John S Niederhauser was an eminent plant pathologist who spent many years researching the potato late blight fungus in Mexico. He was awarded the World Food Prize in 1990. I worked for several years with John in the 1970s when I was regional leader for the International Potato Center in Costa Rica, and we were developing and implementing what turned out to be the first consortium, PRECODEPA (Cooperative Regional Potato Program – in four Central American countries, Mexico and the Dominican Republic), of the Consultative Group on International Agricultural Research (CGIAR). As a young man of about 17, so John told me, he’d asked a travel agent how far he would be able to travel (return) from San Francisco with the money he had available: Leningrad was the destination. Walking around a research garden there one day, he was approached by a kindly gentleman – Vavilov as it turned out – who offered him the chance to work for a few weeks harvesting germplasm evaluation trials on one of his institute’s research stations in the Soviet southeast.

What all three emphasised – in their writings or related to me personally – was Vavilov’s friendliness, generosity of spirit, his boundless energy, and above all, his humanity, and that he treated everyone as an equal, even young persons as Hawkes and Niederhauser were when they met him.

Vavilov’s legacy endures.
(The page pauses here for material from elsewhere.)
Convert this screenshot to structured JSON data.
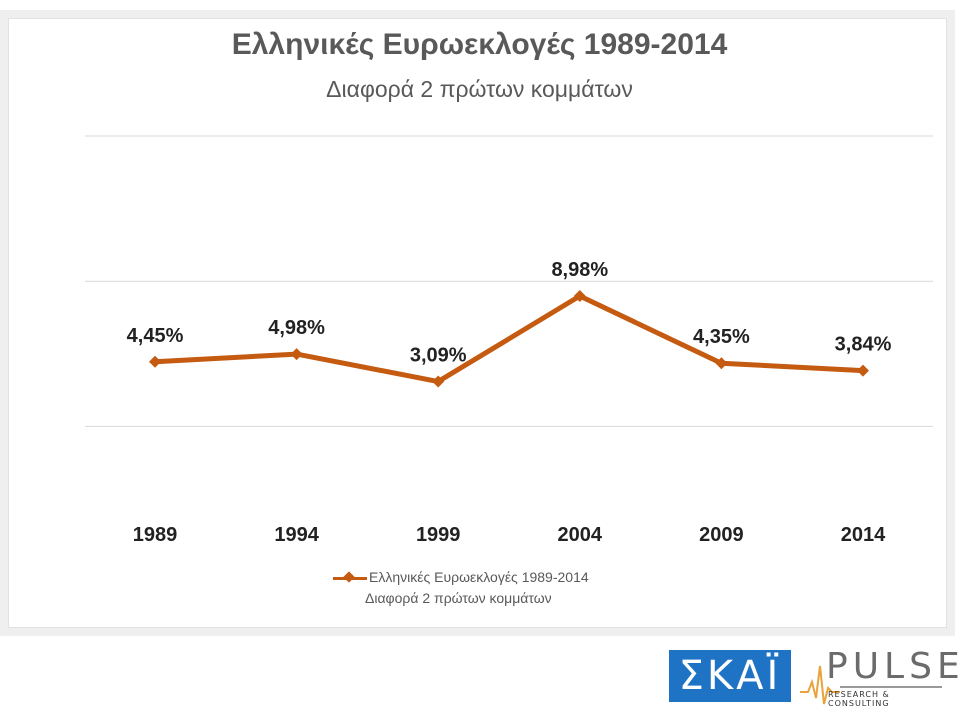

He is recognized as one of the giants of 20th century biology. And he has been an inspiration for countless students of genetic resources conservation and use.

[1] Frankel, OH & E Bennett (eds), 1970. Genetic Resources in Plants – their Exploration and Conservation. IBP Handbook No 11. International Biological Programme, London and Blackwell Scientific Publications, Oxford and Edinburgh. pp. 554. SBN 632 05730 0.

[2] Vavilov, NI, 1997. Five Continents. International Plant Genetic Resources Institute, Rome, Italy. pp. 198. ISBN 92-9043-302-7.

[3] Jackson, MT, 1990. Vavilov’s Law of Homologous Series – is it relevant to potatoes? Biological Journal of the Linnean Society 39, 17-25.

[4] Hawkes, JG, 1990. NI Vavilov – the man and his work. Biological Journal of the Linnean Society 39, 3-6.